McKenna’s ears prick up.
‘We were told we weren’t able to have children. Before Ellie was born, I mean. Tasha has severe endometriosis. The doctors said it had damaged her ovaries. We were told it meant we couldn’t have children. We tried IVF through the NHS but it didn’t work. It would have cost tens of thousands of pounds to go private, and we didn’t have that sort of money. We just kind of came to terms with the fact that that was how things were. Three years later, we found out that Tasha was pregnant with Ellie.’
‘That must have been quite a shock,’ McKenna says.
‘You can say that again. The doctors were more amazed than anyone. Actually, it made the papers,’ I say, walking over to the side unit and rifling through the middle drawer, pulling out a slim ring binder. ‘They called her the miracle baby.’
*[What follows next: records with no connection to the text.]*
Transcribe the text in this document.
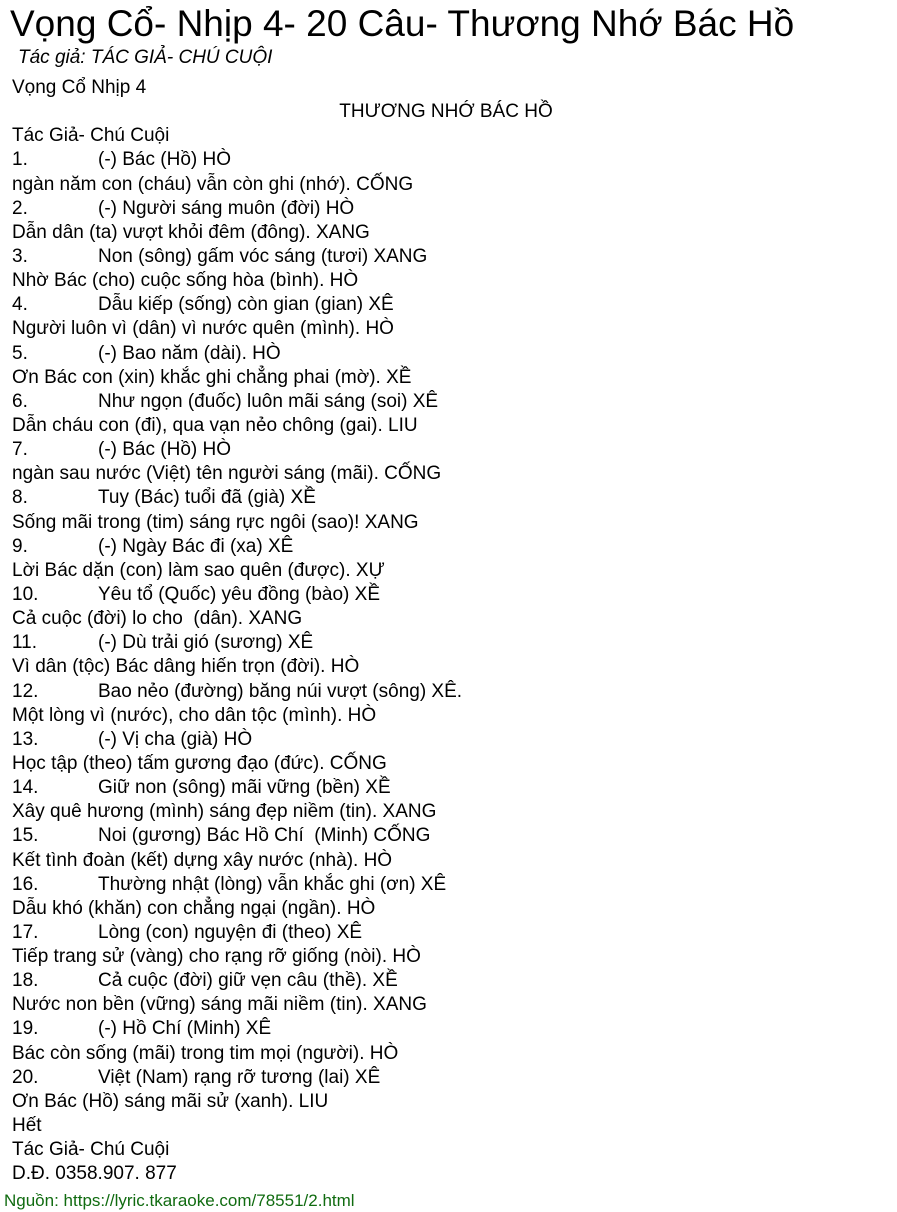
Vọng Cổ- Nhịp 4- 20 Câu- Thương Nhớ Bác Hồ
Tác giả: TÁC GIẢ- CHÚ CUỘI
Vọng Cổ Nhịp 4
THƯƠNG NHỚ BÁC HỒ
Tác Giả- Chú Cuội
1.	(-) Bác (Hồ) HÒ
ngàn năm con (cháu) vẫn còn ghi (nhớ). CỐNG
2.	(-) Người sáng muôn (đời) HÒ
Dẫn dân (ta) vượt khỏi đêm (đông). XANG
3.	Non (sông) gấm vóc sáng (tươi) XANG
Nhờ Bác (cho) cuộc sống hòa (bình). HÒ
4.	Dẫu kiếp (sống) còn gian (gian) XÊ
Người luôn vì (dân) vì nước quên (mình). HÒ
5.	(-) Bao năm (dài). HÒ
Ơn Bác con (xin) khắc ghi chẳng phai (mờ). XỀ
6.	Như ngọn (đuốc) luôn mãi sáng (soi) XÊ
Dẫn cháu con (đi), qua vạn nẻo chông (gai). LIU
7.	(-) Bác (Hồ) HÒ
ngàn sau nước (Việt) tên người sáng (mãi). CỐNG
8.	Tuy (Bác) tuổi đã (già) XỀ
Sống mãi trong (tim) sáng rực ngôi (sao)! XANG
9.	(-) Ngày Bác đi (xa) XÊ
Lời Bác dặn (con) làm sao quên (được). XỰ
10.	Yêu tổ (Quốc) yêu đồng (bào) XỀ
Cả cuộc (đời) lo cho  (dân). XANG
11.	(-) Dù trải gió (sương) XÊ
Vì dân (tộc) Bác dâng hiến trọn (đời). HÒ
12.	Bao nẻo (đường) băng núi vượt (sông) XÊ.
Một lòng vì (nước), cho dân tộc (mình). HÒ
13.	(-) Vị cha (già) HÒ
Học tập (theo) tấm gương đạo (đức). CỐNG
14.	Giữ non (sông) mãi vững (bền) XỀ
Xây quê hương (mình) sáng đẹp niềm (tin). XANG
15.	Noi (gương) Bác Hồ Chí  (Minh) CỐNG
Kết tình đoàn (kết) dựng xây nước (nhà). HÒ
16.	Thường nhật (lòng) vẫn khắc ghi (ơn) XÊ
Dẫu khó (khăn) con chẳng ngại (ngần). HÒ
17.	Lòng (con) nguyện đi (theo) XÊ
Tiếp trang sử (vàng) cho rạng rỡ giống (nòi). HÒ
18.	Cả cuộc (đời) giữ vẹn câu (thề). XỀ
Nước non bền (vững) sáng mãi niềm (tin). XANG
19.	(-) Hồ Chí (Minh) XÊ
Bác còn sống (mãi) trong tim mọi (người). HÒ
20.	Việt (Nam) rạng rỡ tương (lai) XÊ
Ơn Bác (Hồ) sáng mãi sử (xanh). LIU
Hết
Tác Giả- Chú Cuội
D.Đ. 0358.907. 877
Nguồn: https://lyric.tkaraoke.com/78551/2.html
I hand the ring binder to McKenna and she leafs through the laminated pages within it, scanning the newspaper cuttings. Brennan peers over her shoulder.
‘Defied the laws of nature,’ she says, quoting from a headline.
‘Yeah. It was quite something. I must admit we weren’t massively keen on the publicity, but you know how these things are.’
I see the McKenna’s eyes stop moving, but she’s still staring at the newspaper cuttings.
‘You’re a writer, aren’t you?’ she says. ‘Urban horror stuff?’
‘Yeah, that’s me,’ I reply, for some reason feeling a little ashamed.
‘I’ve seen them.
Black Tide
. That was one of yours, wasn’t it? Must be a couple of years ago now.’
‘Just over five.’
‘Not long after this article was written then,’ she says, finally making eye contact with me. ‘Good timing, wasn’t it? Must have helped push the book a bit.’
I’m really not sure what she’s getting at. ‘I guess so,’ I say. ‘Come to think of it, it was Peter, my agent, who spoke to the papers about all this. Said it would be a human interest story or something.’
She nods silently and looks back at the newspaper clippings. I can see Brennan looking up at me from underneath his brow.
‘If you’re thinking we got pregnant just to promote a bloody book, I wish it was that fucking easy,’ I say, feeling the fury rise to the surface. ‘We tried for years —
years
— to have a kid. If you think we could just pop one off on a whim, don’t you think we would’ve done?’